I was coming to terms with the effects of a severe depression, and he it turned out, was still reeling from the breakup of a relationship with the love of his life. The woman he planned to marry and have children with, was, only 8 months after their separation, doing both with another man.



What I noticed was that whilst my friend was able to be a rock and a power of strength for me, he was finding it hard to deal with his own pain. He wanted to cry. I could hear it in his voice. It was years of being raised to believe that ‘big boys don’t cry’ and that he had to ‘be a man’ about things that stopped him from even knowing how to start the conversation about much he was suffering mentally and emotionally.


It took a lot of gentle persuasion and reassurance from me that it was ok to be feeling the way he did, that he was a great friend and able to support everyone around him, but he was also allowed to break down and for his hopes and dreams to shatter in no particular order, all over the floor. I told him he would only start to heal once he’d acknowledged to himself that he was in an emotional black hole and that it was ok to be vulnerable. It was ok to admit to the world that he was struggling. He, like me just wanted some love and understanding. He, like me is a mere mortal. A human. Men and woman are not so different in the very human need to feel, and to admit to being scared and fearful but history and expectations about how a man should behave have led to a crisis in men’s ability to open themselves up. The fear of being vulnerable and the fear of being diagnosed with a life-threatening illness are real and the need to admit those things and be able to get help is crucial. Education and being given the ability to talk openly is quite literally saving men’s life through movements like Movember.

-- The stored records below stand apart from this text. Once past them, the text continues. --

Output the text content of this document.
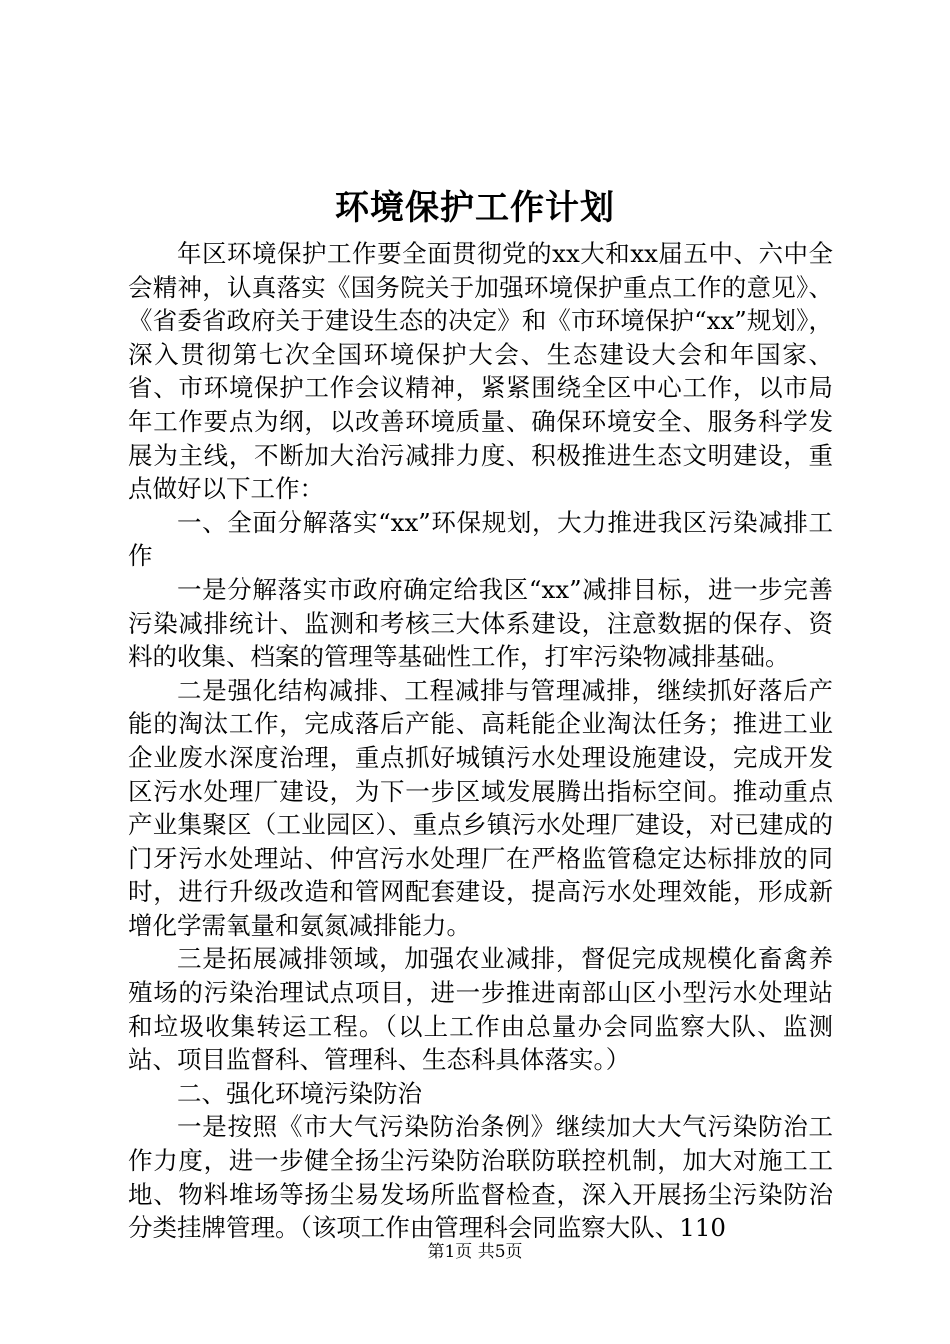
环境保护工作计划

年区环境保护工作要全面贯彻党的xx大和xx届五中、六中全会精神，认真落实《国务院关于加强环境保护重点工作的意见》、《省委省政府关于建设生态的决定》和《市环境保护“xx”规划》，深入贯彻第七次全国环境保护大会、生态建设大会和年国家、省、市环境保护工作会议精神，紧紧围绕全区中心工作，以市局年工作要点为纲，以改善环境质量、确保环境安全、服务科学发展为主线，不断加大治污减排力度、积极推进生态文明建设，重点做好以下工作：

一、全面分解落实“xx”环保规划，大力推进我区污染减排工作

一是分解落实市政府确定给我区“xx”减排目标，进一步完善污染减排统计、监测和考核三大体系建设，注意数据的保存、资料的收集、档案的管理等基础性工作，打牢污染物减排基础。

二是强化结构减排、工程减排与管理减排，继续抓好落后产能的淘汰工作，完成落后产能、高耗能企业淘汰任务；推进工业企业废水深度治理，重点抓好城镇污水处理设施建设，完成开发区污水处理厂建设，为下一步区域发展腾出指标空间。推动重点产业集聚区（工业园区）、重点乡镇污水处理厂建设，对已建成的门牙污水处理站、仲宫污水处理厂在严格监管稳定达标排放的同时，进行升级改造和管网配套建设，提高污水处理效能，形成新增化学需氧量和氨氮减排能力。

三是拓展减排领域，加强农业减排，督促完成规模化畜禽养殖场的污染治理试点项目，进一步推进南部山区小型污水处理站和垃圾收集转运工程。（以上工作由总量办会同监察大队、监测站、项目监督科、管理科、生态科具体落实。）

二、强化环境污染防治

一是按照《市大气污染防治条例》继续加大大气污染防治工作力度，进一步健全扬尘污染防治联防联控机制，加大对施工工地、物料堆场等扬尘易发场所监督检查，深入开展扬尘污染防治分类挂牌管理。（该项工作由管理科会同监察大队、110

第1页 共5页
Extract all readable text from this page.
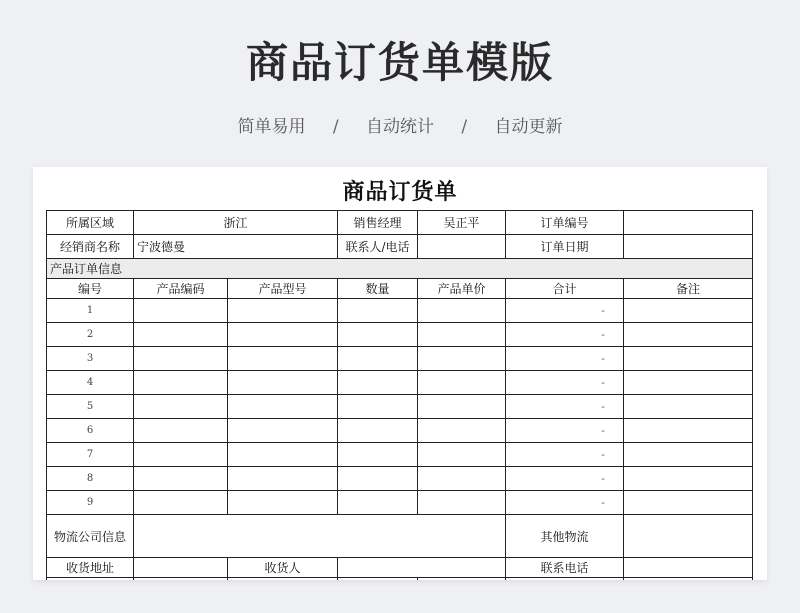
商品订货单模版
简单易用 / 自动统计 / 自动更新
商品订货单
所属区域	浙江		销售经理	吴正平	订单编号	
经销商名称	宁波德曼		联系人/电话		订单日期	
产品订单信息						
编号	产品编码	产品型号	数量	产品单价	合计	备注
1					-	
2					-	
3					-	
4					-	
5					-	
6					-	
7					-	
8					-	
9					-	
物流公司信息					其他物流	
收货地址		收货人			联系电话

In the UK we have made a few waves when it comes to how society feels about men’s roles and the importance they play within the family for example. These days men can change nappies, take paternity leave (although only for a week or two) and some choose to leave their jobs to look after the children. This is a well needed change from the traditional expectations of what a man ‘should ‘be but there is still a general idea that men are the stronger of the species. That men are indestructible. That men are stoic and showing emotion is weak. As woman we say ‘men get it easy’ because they don’t have to contend with fluctuating hormones in the way we do and will never know the pain of childbirth.

However, men are expected to be tough through whatever life throws at them and even within their own sex they battle with what they can say to each other and how they are perceived by their fellow brothers. Men are more likely to get into physical fights and these days with knife crime at an all-time high are just as vulnerable as woman, just in different ways. Men are expected to be brave

and strong always. I don’t think it’s that easy.


As a woman or a Mo Sister, I recognise men in all their suffering and admire a man when he is honest and open. It's what I look for in a relationship and a friendship with the men I meet. I love men. There are bad ones but there are bad woman too. So, if you have an important man or men in your life, ask them how they are, persuade them to get a medical check and encourage a bit of top lip hair growth during this month of Movember. There’s still time. Let’s keep raising awareness around men’s health. Mo Bros and Mo Sisters unite and together we can help save our precious men.